Mais bien avant que la T-Bird n'accède au titre de coqueluche des people, elle avait été celle de l'état-major de Ford, et aussi le bébé chéri par tous les ingénieurs chargés de son développement, excités à l'idée d'enfin pouvoir concevoir une sportive américaine susceptible de supporter la comparaison avec les meilleures européennes, mais aussi avec la Corvette, qui allait bientôt entamer sa mue, passant de roadster endormi à engin décoiffant.
La réponse américaine aux voitures de sport européennes
Depuis la fin de la Seconde Guerre mondiale, le marché du roadster sportif était en pleine effervescence sur le sol US, boosté par le retour des soldats américains du Vieux Continent, où ils avaient pris goût à ce type d'engin grâce aux nombreuses productions anglaises. Non seulement le lancement, en 1948, de la Jaguar XK 120 offrit ses lettres de noblesse à ce genre automobile, mais il lui donna de surcroît un sérieux coup de boost.
Si les Big Three (General Motors, Ford et Chrysler) mirent un peu de temps à réagir, les indépendants furent plus prompts à la détente. Ainsi assista-t-on à la naissance, en 1949, de la Kurtis, qui connaîtra rapidement une seconde vie sous la forme de la Muntz Jet, créée par le flamboyant Earl Muntz, sorte d'Elon Musk avant l'heure, puis de la Nash-Healey en 1951, ou encore de la Kaiser-Darrin en 1952. Si toutes laissèrent de marbre les bonzes de Dearborn, fief de Ford, l'arrivée de la Corvette en 1953 changea la donne.

Pas question pour le management de Ford de laisser une once de terrain commercial à la GM, hors de propos d'octroyer à Chevrolet le moindre avantage. Tous les feux passèrent donc au vert pour sortir une rivale dans les délais les plus courts.
Cela se traduira par 21.000 heures de travail acharné, dont 4.500 furent consacrées au seul dessin, cela sous les injonctions et la pression de Franklin Quick (!) Hershey, Frank Hershey au quotidien, auteur du design.
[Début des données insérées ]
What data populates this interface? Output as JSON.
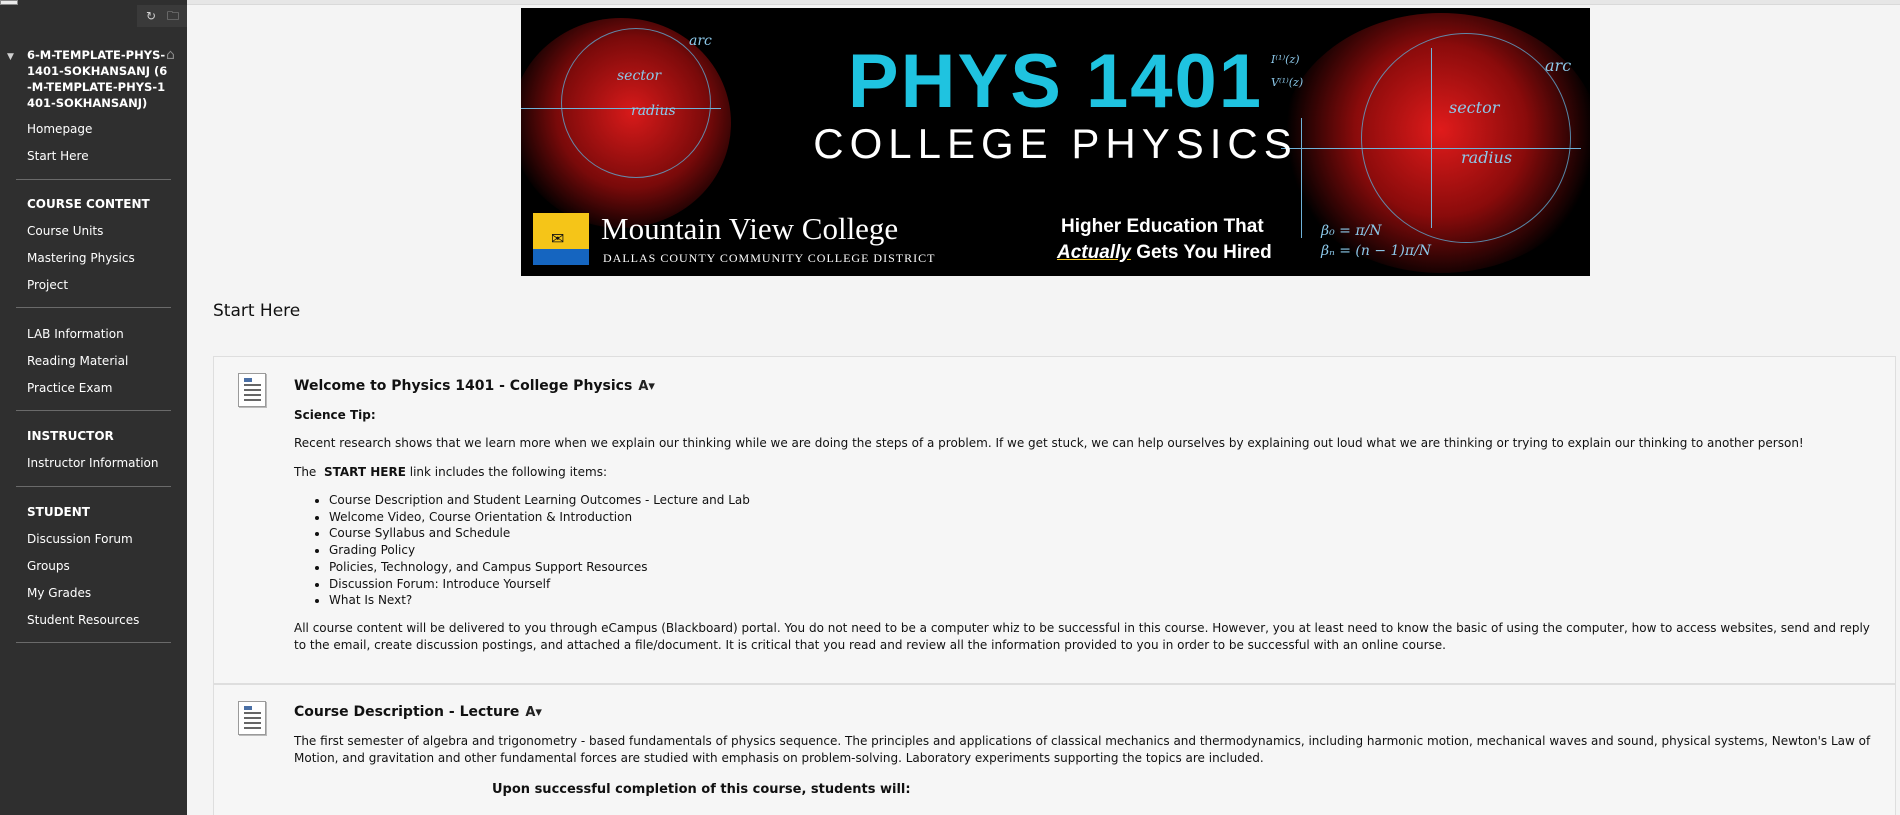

À cela, une raison simple: grand amoureux de sportives et accessoirement propriétaire d'une Jaguar XK 120, il rêvait d'offrir à son constructeur une concurrente conforme à sa perception du roadster, un engin pas forcément dédié à la performance mais plutôt dégageant une forte personnalité.
Sobriété et élégance
Un des points sur lesquels Hershey se concentra en priorité fut de concevoir une silhouette certes 100% conforme aux canons esthétiques américains, mais très pure, avec une ligne de caisse basse et des formes qui se suffisaient à elles-mêmes et n'avaient recours à aucun artifice. Une silhouette remarquable, qui n'est pas sans rappeler la sobre élégance des carrosseries italiennes contemporaines, et qui, aujourd'hui encore, force l'admiration.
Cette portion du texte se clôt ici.